If the county’s metrics for the rate of new cases and the rate of positive COVID-19 test results stay in the red zone another week, the shift to the red tier would become official Sept. 29.
Schools would be able to resume in-person education Oct. 13, but in the meantime elementary schools can proceed with the process of obtaining the waivers needed to reopen classrooms.
As of Tuesday, 20 schools and districts had received county and state approval for waivers, one application had been sent to the state for approval, five applications were awaiting additional information and one new application had been received.
Do-Reynoso noted that even if the county backslides into the purple tier, schools will not have to shut down again.
“Once they’ve opened, they can be open,” she said.
To move from the purple tier, where the risk of disease transmission is “widespread,” to the red tier, where the risk is “substantial,” the county can average only four to seven new cases per 100,000 residents per day over a seven-day period and have only 5% to 8% of COVID-19 test results return positive.

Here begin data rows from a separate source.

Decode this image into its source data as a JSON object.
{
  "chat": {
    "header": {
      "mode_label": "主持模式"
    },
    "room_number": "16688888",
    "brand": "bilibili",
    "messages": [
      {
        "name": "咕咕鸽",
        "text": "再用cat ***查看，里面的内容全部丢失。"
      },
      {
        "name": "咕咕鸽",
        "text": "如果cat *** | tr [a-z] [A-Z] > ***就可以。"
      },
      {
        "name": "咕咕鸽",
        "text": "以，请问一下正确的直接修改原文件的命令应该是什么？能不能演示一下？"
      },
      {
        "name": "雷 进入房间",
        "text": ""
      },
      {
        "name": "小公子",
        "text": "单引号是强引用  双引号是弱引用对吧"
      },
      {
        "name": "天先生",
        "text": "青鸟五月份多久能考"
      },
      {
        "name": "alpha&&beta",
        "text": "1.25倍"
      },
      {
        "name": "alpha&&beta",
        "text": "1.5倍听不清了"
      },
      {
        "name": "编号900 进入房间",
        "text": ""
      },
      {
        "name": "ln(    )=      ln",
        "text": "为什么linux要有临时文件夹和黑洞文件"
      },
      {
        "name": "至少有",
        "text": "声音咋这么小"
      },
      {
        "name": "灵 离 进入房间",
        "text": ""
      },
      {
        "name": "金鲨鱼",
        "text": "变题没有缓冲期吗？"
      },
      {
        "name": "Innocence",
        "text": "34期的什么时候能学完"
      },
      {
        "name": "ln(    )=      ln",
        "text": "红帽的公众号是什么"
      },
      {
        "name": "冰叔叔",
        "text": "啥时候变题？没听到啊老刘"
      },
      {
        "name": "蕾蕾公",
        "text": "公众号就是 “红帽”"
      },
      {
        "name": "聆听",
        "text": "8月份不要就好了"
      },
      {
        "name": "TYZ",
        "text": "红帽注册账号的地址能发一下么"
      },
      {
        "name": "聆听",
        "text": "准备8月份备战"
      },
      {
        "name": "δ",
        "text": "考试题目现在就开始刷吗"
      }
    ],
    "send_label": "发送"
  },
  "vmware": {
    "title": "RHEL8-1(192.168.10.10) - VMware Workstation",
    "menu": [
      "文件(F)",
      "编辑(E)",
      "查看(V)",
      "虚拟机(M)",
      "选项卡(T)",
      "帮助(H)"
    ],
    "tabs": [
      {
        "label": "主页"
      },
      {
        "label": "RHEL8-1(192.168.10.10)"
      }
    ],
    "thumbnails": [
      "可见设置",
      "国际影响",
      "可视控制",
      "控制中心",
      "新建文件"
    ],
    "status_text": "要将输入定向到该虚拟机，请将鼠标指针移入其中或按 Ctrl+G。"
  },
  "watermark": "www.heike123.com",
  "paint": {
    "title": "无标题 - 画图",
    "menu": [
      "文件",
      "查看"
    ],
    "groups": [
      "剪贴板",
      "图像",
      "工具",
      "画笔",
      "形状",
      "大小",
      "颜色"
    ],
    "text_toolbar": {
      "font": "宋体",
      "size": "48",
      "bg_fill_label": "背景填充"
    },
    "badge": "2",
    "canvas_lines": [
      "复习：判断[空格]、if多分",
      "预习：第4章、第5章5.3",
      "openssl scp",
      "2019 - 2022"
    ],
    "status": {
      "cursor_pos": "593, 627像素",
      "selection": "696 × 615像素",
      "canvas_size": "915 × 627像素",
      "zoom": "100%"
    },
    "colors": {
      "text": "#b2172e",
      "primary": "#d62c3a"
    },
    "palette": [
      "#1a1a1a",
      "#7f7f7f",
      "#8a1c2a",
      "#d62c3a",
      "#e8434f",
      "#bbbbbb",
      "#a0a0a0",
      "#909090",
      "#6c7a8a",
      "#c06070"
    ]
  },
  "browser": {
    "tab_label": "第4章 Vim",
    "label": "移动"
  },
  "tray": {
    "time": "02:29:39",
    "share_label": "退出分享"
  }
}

Santa Barbara County’s most recent adjusted rate of new cases was 6.7 per 100,000 population, and 4.3% of test results were positive.
Board Chairman and 2nd District Supervisor Gregg Hart celebrated the news, noting “for the first time, we have a report card that shows red, so we are making significant progress.”
“There’s a lot of things more accessible in the red tier than in the purple tier, so this is really, really incredibly good news,” Hart said.
But Do-Reynoso warned that if one of the metrics falls back into the purple zone for two weeks, the county would have three days to implement the previous restrictions on indoor business operations.
“My feeling is, let’s not blow it,” 1st District Supervisor Das Williams said. “Both the county and the public need to continue a level of vigilance to ensure that this positive trend continues.”
He also said he hoped the Public Health Department would allow various sectors to reopen indoors in staggered phases, so officials could see if a negative trend was developing in the metrics and to give businesses a target reopening date so they could be prepared.
Hart disagreed with that position, however, saying he would hope to see businesses reopen as soon as possible.
One contributor to the county hitting the red tier metrics for new cases could be the decline in cases in Santa Maria, which has been the county's hot spot for COVID-19.
Do-Reynoso reported that although Goleta, Isla Vista and the unincorporated areas of the North County have shown a slight uptick in cases, both Santa Maria and Lompoc have shown a downward trend over the past two weeks.
She also said hospitalizations dropped 44%, use of medical/surgical beds is down 30% and the number of patients in intensive care units fell 71% over the past two weeks.